Obviously, we kept it a secret. There’s nothing I love more than a good, sexy secret. I made sure to not start wearing lipstick or change my outward attitude to him while we were on the clock. I had never done this before, but I wasn’t an idiot. No one noticed or at least cared that I was always the last to leave. The second I swiped my card to end my shift he would sidle up behind me. His large, calloused hands sliding across my hips as he whispered how difficult it was to watch me bend over to pick up a fallen plate tonight and not want to put his mouth through the lining of my pants.
Now, I’m not saying that what we did was appropriate or okay. Though, I am in no way ashamed or regretful of it. I could bore you with the details of how as much as I loved his tongue on that sweet spot of my neck, I also loved his dorky humor and weird obsession with Phil Collins. How he had tried to take me on a proper date once and I seduced him into having sex in his car instead; missing the movie we had planned on seeing. I hate Jennifer Anniston movies anyway.
At twenty one, I was at a time in my life when I wasn’t looking for a boyfriend. I finally felt comfortable in my own skin and wanted to test it out with whomever was interested. My boss was older and more experienced; I his very keen student.

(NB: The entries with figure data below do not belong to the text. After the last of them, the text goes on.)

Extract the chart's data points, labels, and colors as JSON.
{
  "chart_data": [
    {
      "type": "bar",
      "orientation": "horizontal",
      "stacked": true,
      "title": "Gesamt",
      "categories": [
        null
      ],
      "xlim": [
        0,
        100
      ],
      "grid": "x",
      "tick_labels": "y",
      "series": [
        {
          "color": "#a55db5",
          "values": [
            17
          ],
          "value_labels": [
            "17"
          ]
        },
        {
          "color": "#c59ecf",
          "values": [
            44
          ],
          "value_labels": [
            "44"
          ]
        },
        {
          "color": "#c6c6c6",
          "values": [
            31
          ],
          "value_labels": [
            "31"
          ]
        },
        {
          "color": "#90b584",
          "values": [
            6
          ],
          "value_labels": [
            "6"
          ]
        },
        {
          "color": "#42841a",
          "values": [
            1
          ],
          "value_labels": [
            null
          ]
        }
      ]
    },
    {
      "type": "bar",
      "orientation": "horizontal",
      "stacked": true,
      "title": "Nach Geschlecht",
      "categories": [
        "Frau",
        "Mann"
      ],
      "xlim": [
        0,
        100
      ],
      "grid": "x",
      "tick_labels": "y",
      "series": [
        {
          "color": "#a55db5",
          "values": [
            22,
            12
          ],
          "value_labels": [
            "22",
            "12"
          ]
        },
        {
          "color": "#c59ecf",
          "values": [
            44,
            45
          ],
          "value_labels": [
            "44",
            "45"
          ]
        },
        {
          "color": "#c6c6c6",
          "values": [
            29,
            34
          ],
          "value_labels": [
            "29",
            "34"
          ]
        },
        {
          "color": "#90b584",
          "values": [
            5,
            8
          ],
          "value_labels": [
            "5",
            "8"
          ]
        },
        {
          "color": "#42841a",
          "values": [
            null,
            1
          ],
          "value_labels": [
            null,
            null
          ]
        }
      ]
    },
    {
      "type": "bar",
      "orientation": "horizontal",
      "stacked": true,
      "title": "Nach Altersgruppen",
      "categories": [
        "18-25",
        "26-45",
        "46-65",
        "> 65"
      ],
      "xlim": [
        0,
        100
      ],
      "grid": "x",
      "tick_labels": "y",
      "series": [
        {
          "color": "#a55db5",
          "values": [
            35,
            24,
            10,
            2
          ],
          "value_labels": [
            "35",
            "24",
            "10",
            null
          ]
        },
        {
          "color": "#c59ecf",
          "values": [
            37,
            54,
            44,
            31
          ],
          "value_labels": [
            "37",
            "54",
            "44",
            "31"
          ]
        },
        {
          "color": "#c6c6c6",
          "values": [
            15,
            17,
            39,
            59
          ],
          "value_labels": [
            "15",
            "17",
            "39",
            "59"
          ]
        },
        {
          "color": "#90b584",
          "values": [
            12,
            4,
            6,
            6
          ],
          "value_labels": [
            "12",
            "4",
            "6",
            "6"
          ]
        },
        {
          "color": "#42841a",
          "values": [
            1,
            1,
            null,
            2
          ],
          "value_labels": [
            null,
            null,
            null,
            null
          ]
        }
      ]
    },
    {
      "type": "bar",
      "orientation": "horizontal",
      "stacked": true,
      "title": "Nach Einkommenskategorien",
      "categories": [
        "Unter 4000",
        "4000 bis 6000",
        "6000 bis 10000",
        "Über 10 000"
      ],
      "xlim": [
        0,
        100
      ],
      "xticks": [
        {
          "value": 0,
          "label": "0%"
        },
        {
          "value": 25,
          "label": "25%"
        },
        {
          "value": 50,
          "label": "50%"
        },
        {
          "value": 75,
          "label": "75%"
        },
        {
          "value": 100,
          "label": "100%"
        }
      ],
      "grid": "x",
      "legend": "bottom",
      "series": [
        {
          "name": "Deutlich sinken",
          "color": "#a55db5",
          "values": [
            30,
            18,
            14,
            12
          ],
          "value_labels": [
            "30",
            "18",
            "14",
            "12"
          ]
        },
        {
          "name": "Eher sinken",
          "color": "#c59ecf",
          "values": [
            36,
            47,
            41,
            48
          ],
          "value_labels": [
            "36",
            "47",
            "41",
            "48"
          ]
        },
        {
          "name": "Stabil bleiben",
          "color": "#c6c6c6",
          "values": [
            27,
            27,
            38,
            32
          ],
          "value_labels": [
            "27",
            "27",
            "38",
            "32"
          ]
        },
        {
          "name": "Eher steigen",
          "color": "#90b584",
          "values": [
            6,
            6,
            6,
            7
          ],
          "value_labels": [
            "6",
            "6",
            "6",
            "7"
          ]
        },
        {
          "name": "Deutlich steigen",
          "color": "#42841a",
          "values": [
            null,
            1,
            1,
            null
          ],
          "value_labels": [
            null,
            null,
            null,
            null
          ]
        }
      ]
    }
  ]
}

We both knew we were doomed from the start. We knew this would eventually end; that it was risky, but damnit if I didn’t enjoy every last filthy word he whispered in my ear as my hand slid down his pants. He always teased me about being greedy. I wanted more, even when I was exhausted, I just had to wrap my lips around his earlobe and curl my legs around him. What can I say? I’m a selfish girl.
Around the time of my birthday, I was offered a job in a different city. One were I wouldn’t have to bring a million bread baskets and sides of ranch to the hungry middle-class families of America. I didn’t even hesitate. Neither of us were too upset about the situation. Mostly just sad to see a good thing have to go. Though, if there’s one thing I’ve learned-it’s that love can be temporary, but a good resume is forever.